Саймон чуть нахмурился, и его беспокойный взгляд заметался, точно заяц, что пытается улизнуть от преследователя.
— Ты единственный на свете человек, которому я не безразличен.
— Неправда. Мои родители всегда были очень расположены к тебе.
— Чепуха. Твой отец был ко мне так же равнодушен, как к искусству, но ему было приятно и утешительно чувствовать себя благодетелем, приятно быть добрым к нищему сироте, опекать его и внушать ему почтение. Твоя мать считала меня бессовестным и своекорыстным. Ей ненавистно было то влияние, которое, как ей казалось, я оказываю на тебя, и она была оскорблена, потому что понимала, что я нахожу твоего отца закоренелым обманщиком, самым скверным обманщиком, — из тех, кто сам себя обманывает; только одно во мне ее устраивало — глядя на меня, она неизменно думала, слава Богу, что ты совершенно на меня не похож.
— Не очень ты жалуешь моих родителей, — мягко сказал Чарли.
Саймон будто и не слышал.
— Мы мигом с тобой поладили. Этот зануда Гете назвал бы наши отношения родством душ. Ты дал мне то, чего у меня никогда не было. Я никогда не знал, что значит быть мальчишкой, а с тобой я был мальчишкой. С тобой я забывался. Я тебя изводил и высмеивал, помыкал и пренебрегал тобой, но при этом обожал. С тобой я чувствовал себя на диво легко. С тобой я мог быть самим собой. Такой ты был непритязательный, веселый и добродушный, так легко было тебя обрадовать, рядом с тобой мои измученные нервы отдыхали, и та неистовая сила, что без конца меня погоняла, ненадолго меня отпускала. Но не хочу я отдыха, не хочу, чтобы меня отпускало. Когда я гляжу на твою милую, застенчивую улыбку, моя воля мне изменяет. Не могу я себе позволить быть податливым, не могу себе позволить нежности. Когда я гляжу в твои синие глаза, такие дружелюбные, такие доверчивые, мне изменяет твердость, а я должен быть тверд.

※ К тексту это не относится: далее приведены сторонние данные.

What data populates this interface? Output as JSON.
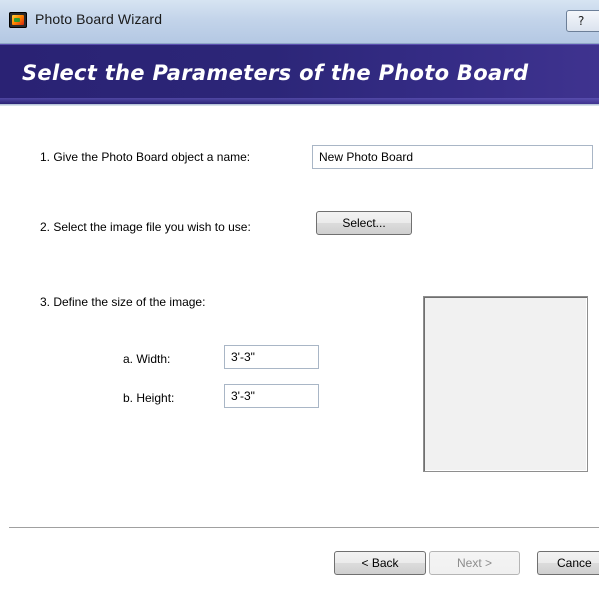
{
  "window": {
    "title": "Photo Board Wizard",
    "help_label": "?"
  },
  "banner": {
    "title": "Select the Parameters of the Photo Board"
  },
  "form": {
    "name_label": "1. Give the Photo Board object a name:",
    "name_value": "New Photo Board",
    "file_label": "2. Select the image file you wish to use:",
    "select_button": "Select...",
    "size_label": "3. Define the size of the image:",
    "width_label": "a. Width:",
    "width_value": "3'-3\"",
    "height_label": "b. Height:",
    "height_value": "3'-3\""
  },
  "footer": {
    "back_button": "< Back",
    "next_button": "Next >",
    "cancel_button": "Cance"
  },
  "colors": {
    "banner_bg": "#2c2678",
    "titlebar_bg": "#c3d4ea"
  },
  "icons": {
    "app_icon": "photo-board-icon",
    "help_icon": "question-icon"
  }
}
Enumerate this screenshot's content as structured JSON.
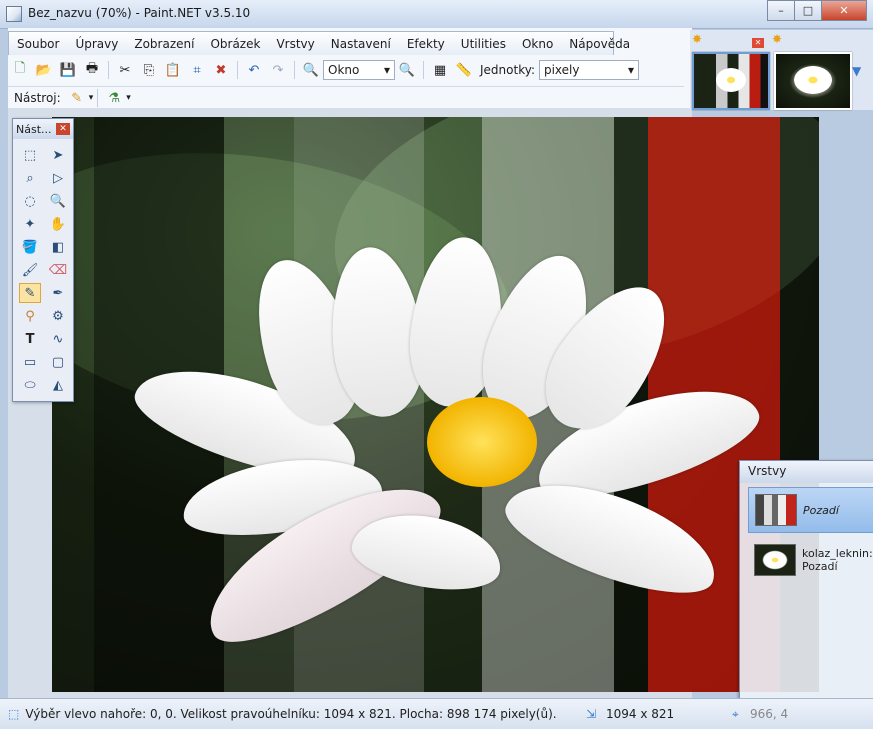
{
  "window": {
    "title": "Bez_nazvu (70%) - Paint.NET v3.5.10"
  },
  "menu": [
    "Soubor",
    "Úpravy",
    "Zobrazení",
    "Obrázek",
    "Vrstvy",
    "Nastavení",
    "Efekty",
    "Utilities",
    "Okno",
    "Nápověda"
  ],
  "toolbar": {
    "zoom_value": "Okno",
    "units_label": "Jednotky:",
    "units_value": "pixely"
  },
  "toolbar2": {
    "tool_label": "Nástroj:"
  },
  "tools_window": {
    "title": "Nást..."
  },
  "layers_window": {
    "title": "Vrstvy",
    "layers": [
      {
        "name": "Pozadí"
      },
      {
        "name": "kolaz_leknin:\nPozadí"
      }
    ]
  },
  "status": {
    "text": "Výběr vlevo nahoře: 0, 0. Velikost pravoúhelníku: 1094 x 821. Plocha: 898 174 pixely(ů).",
    "size": "1094 x 821",
    "coords": "966, 4"
  }
}
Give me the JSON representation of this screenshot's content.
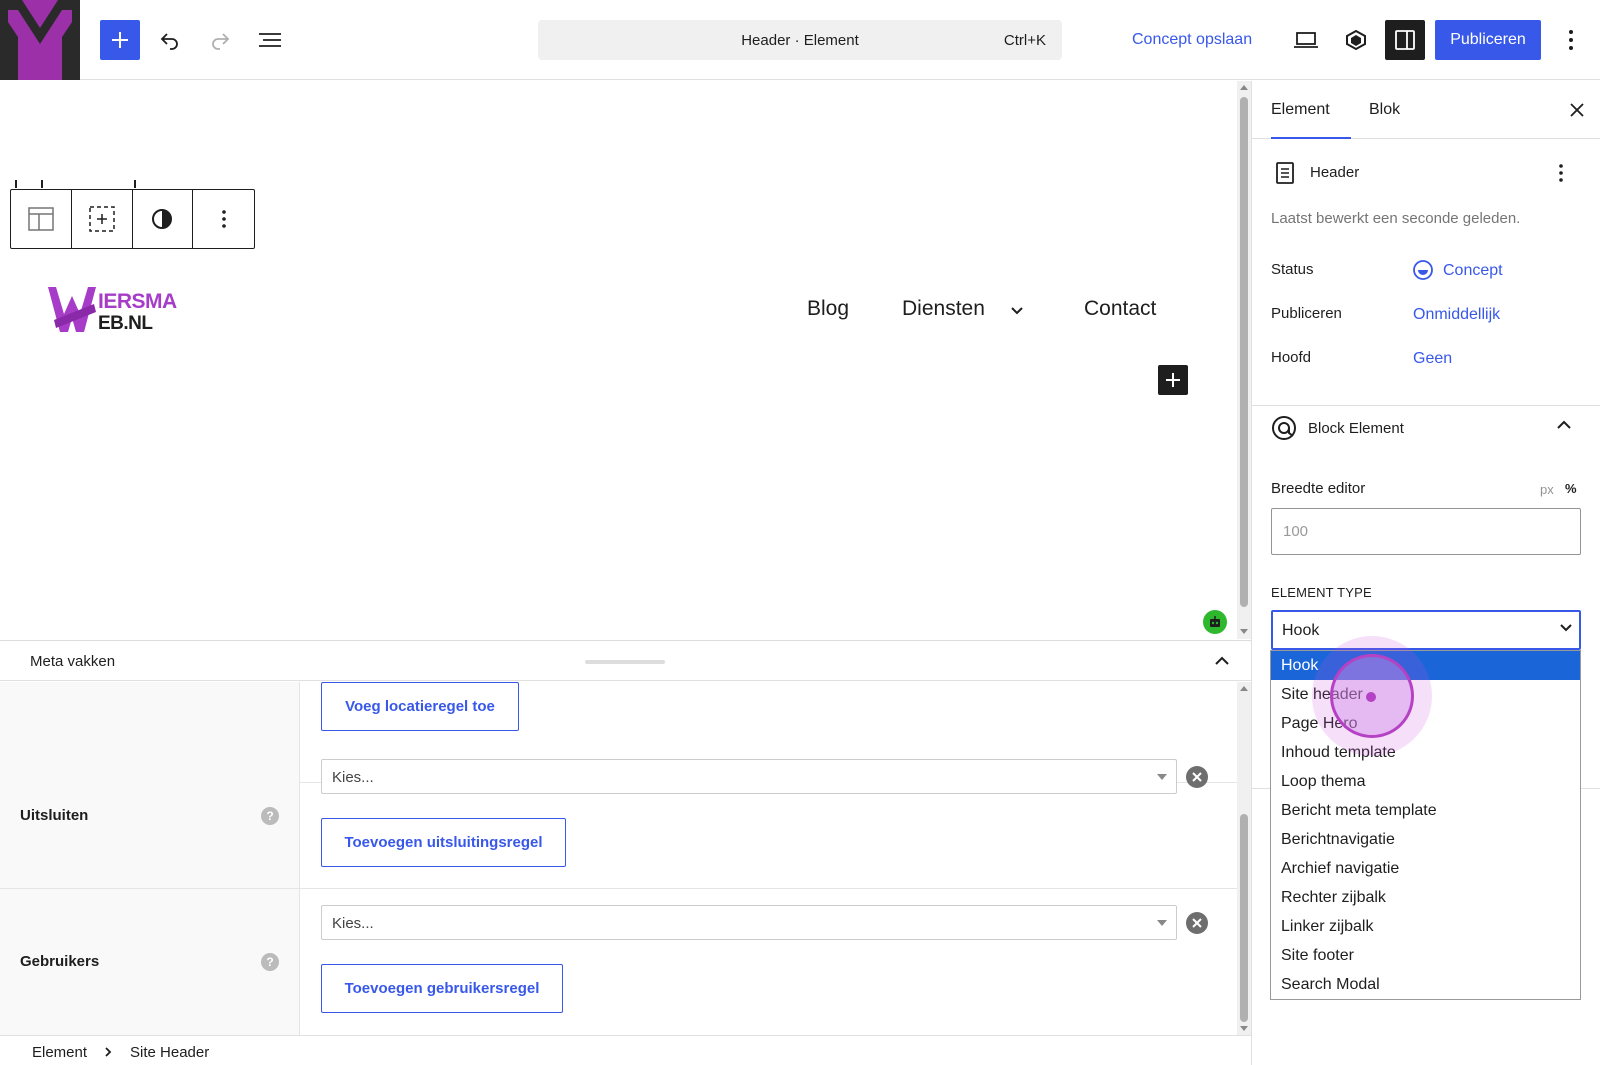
{
  "topbar": {
    "document_title": "Header · Element",
    "shortcut": "Ctrl+K",
    "save_draft_label": "Concept opslaan",
    "publish_label": "Publiceren"
  },
  "canvas": {
    "site_logo_text_top": "IERSMA",
    "site_logo_text_bottom": "EB.NL",
    "nav_items": [
      "Blog",
      "Diensten",
      "Contact"
    ]
  },
  "meta_boxes": {
    "title": "Meta vakken",
    "add_location_label": "Voeg locatieregel toe",
    "rows": [
      {
        "label": "Uitsluiten",
        "select_placeholder": "Kies...",
        "button_label": "Toevoegen uitsluitingsregel"
      },
      {
        "label": "Gebruikers",
        "select_placeholder": "Kies...",
        "button_label": "Toevoegen gebruikersregel"
      }
    ],
    "help_glyph": "?"
  },
  "breadcrumb": [
    "Element",
    "Site Header"
  ],
  "sidebar": {
    "tabs": [
      "Element",
      "Blok"
    ],
    "doc_title": "Header",
    "last_edited": "Laatst bewerkt een seconde geleden.",
    "status_label": "Status",
    "status_value": "Concept",
    "publish_label": "Publiceren",
    "publish_value": "Onmiddellijk",
    "parent_label": "Hoofd",
    "parent_value": "Geen",
    "panel_title": "Block Element",
    "width_label": "Breedte editor",
    "unit_px": "px",
    "unit_pct": "%",
    "width_placeholder": "100",
    "element_type_label": "ELEMENT TYPE",
    "element_type_value": "Hook"
  },
  "dropdown": {
    "options": [
      "Hook",
      "Site header",
      "Page Hero",
      "Inhoud template",
      "Loop thema",
      "Bericht meta template",
      "Berichtnavigatie",
      "Archief navigatie",
      "Rechter zijbalk",
      "Linker zijbalk",
      "Site footer",
      "Search Modal"
    ],
    "selected_index": 0
  },
  "colors": {
    "accent": "#3858e9",
    "wp_logo_bg": "#9b30a8",
    "option_selected": "#1a66d8",
    "click_highlight": "#b542c4"
  }
}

Ты мой враг, ненавижу тебя.
Иные слова Саймона сбивали Чарли с толку, вгоняли в краску, но сейчас он добродушно усмехнулся.
— Ох, Саймон, ну какую ерунду, какой вздор ты несешь.
Саймон пропустил его слова мимо ушей. Он впился в Чарли своими блестящими неистовыми глазами, будто хотел проникнуть в самые глубины его существа.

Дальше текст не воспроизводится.